The world of digital marketing is doing the one thing that it’s reliably done since it’s inception … change.
Most recently, changes are resulting from increasing consumer consciousness of how data is being used and subsequent data-privacy regulations. From GDPR to the anticipated reforms to the Australian Data Privacy Law.
As a result, digital marketers are getting modelled conversion outputs far more often than they used to, especially from sources like Google (who are integrating AI powered modelling) and Facebook (who have modelled conversions for some time) even with solutions such as enhanced conversions and CAPI enriching the data that digital marketers do have access to.

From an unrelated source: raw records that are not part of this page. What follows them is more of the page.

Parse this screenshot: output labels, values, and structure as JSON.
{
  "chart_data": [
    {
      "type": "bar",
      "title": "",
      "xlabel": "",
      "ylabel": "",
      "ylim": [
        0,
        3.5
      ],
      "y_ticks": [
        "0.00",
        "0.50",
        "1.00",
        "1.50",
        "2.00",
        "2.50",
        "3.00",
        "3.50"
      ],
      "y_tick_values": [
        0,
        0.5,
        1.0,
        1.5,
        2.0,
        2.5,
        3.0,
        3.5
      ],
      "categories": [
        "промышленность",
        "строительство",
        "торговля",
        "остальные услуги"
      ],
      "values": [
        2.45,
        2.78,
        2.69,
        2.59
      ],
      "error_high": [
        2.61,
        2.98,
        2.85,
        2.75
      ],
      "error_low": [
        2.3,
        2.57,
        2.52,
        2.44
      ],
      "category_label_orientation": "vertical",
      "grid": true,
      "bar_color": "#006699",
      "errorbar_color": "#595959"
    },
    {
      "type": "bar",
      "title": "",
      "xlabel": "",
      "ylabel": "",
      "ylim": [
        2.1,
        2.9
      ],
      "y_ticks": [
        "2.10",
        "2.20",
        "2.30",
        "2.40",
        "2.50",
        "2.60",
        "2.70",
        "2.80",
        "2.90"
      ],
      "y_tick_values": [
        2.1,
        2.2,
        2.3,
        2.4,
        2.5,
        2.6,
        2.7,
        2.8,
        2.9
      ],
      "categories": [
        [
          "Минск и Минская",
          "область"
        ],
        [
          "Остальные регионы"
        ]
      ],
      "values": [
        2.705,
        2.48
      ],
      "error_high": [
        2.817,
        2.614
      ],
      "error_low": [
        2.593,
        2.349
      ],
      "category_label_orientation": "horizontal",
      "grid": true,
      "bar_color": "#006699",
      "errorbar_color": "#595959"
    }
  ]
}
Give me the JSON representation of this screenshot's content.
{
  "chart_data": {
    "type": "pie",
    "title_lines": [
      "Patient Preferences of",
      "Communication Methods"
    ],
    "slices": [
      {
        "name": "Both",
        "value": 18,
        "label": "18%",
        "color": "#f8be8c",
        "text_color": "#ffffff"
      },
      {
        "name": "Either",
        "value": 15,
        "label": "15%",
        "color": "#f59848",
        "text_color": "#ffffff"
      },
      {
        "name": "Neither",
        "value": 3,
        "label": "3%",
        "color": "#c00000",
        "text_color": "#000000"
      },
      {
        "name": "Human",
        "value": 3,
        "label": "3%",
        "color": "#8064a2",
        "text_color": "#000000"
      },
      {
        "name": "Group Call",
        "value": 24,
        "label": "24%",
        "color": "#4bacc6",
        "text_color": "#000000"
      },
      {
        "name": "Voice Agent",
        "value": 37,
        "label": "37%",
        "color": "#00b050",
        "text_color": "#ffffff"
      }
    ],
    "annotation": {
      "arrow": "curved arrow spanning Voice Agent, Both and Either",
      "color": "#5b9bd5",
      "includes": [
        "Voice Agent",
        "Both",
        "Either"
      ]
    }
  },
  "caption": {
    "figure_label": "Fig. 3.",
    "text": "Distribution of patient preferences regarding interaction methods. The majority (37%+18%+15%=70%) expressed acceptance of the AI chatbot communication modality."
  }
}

As our previous last click conversion attribution signals diminish many marketers are harking back to a technology first developed in the 1960’s-1970’s using Media Mix Modelling (MMM) for answers. The benefit of this has been has been to unearth actionable insights while staying privacy compliant, allowing for greater collaboration between above the line and below the line worlds by giving more parity to above the line when evaluating the ROI of specific campaigns, products or business units and shifting to proactive decision making by analyzing longer term patterns and trends.
Many MMM’s are even becoming more and more effective at forecasting, allowing those insights to be modelled for their potential effects and measured against them.
We’ve seen the benefits of using an MMM play out across a number of key clients at Atomic and I’m a massive advocate for their use.
Media Mix Models are allowing the opportunity to integrate more and more granular data into the platforms. This allows pinpointing and testing of the effectiveness of marketing tactics such as ad formats, buy types, placements and audience targeting. However, my advice would be to proceed with caution.
The beauty of having a more holistic overview of the performance of media is that it allows for more strategic shifts at regular intervals over a long term view and facilitates the kind of big adjustments that can be massively beneficial for business goals.
These include challenges such as: What channel mix is most effective?
What levels of investment are optimal for each channel?
Are we even getting ‘skin in the game’ in this channel with this level of investment? Which channels are we overinvested in?
How has our marketing efficiency increased over the past year?
Which channels and suppliers should activity increase in?
Big, meaty, questions. What, in my opinion, should be guarded against are items which would have traditionally been A/B tests in the domain of Performance marketing trying to be ‘ported over’ to MMM from domains such as in-platform tests and Google Analytics. Many of these tests are either too granular or too short term to return meaningful results in a media mix model (thank goodness) but MMM’s and the metrics such as yield and MROI are too often being leaned on to provide the answers.
Yes, these tests are important, but not all roads point to an MMM (just as not all 1 lane gravel tracks should feed onto a single highway).
If the data feeding into MMM’s becomes too granular and the analyses of the data within them become too short-term in nature we are misusing the platforms and risk not being able to answer the bigger questions and discussions will be far ‘smaller’ and less impactful than they could be.
Your marketing insights vehicle will become stuck behind tractors, heavy haulage vehicles and those dreaded slow caravans (to really labour the unnecessary analogy).
So, I implore any MMM users, define the specific scope of these hugely insightful tools and stick to it. Don’t make your media mix model Google Analytics 2.0, your key stakeholders will thank you for it!
Joe Stevens is client lead of performance at Atomic212.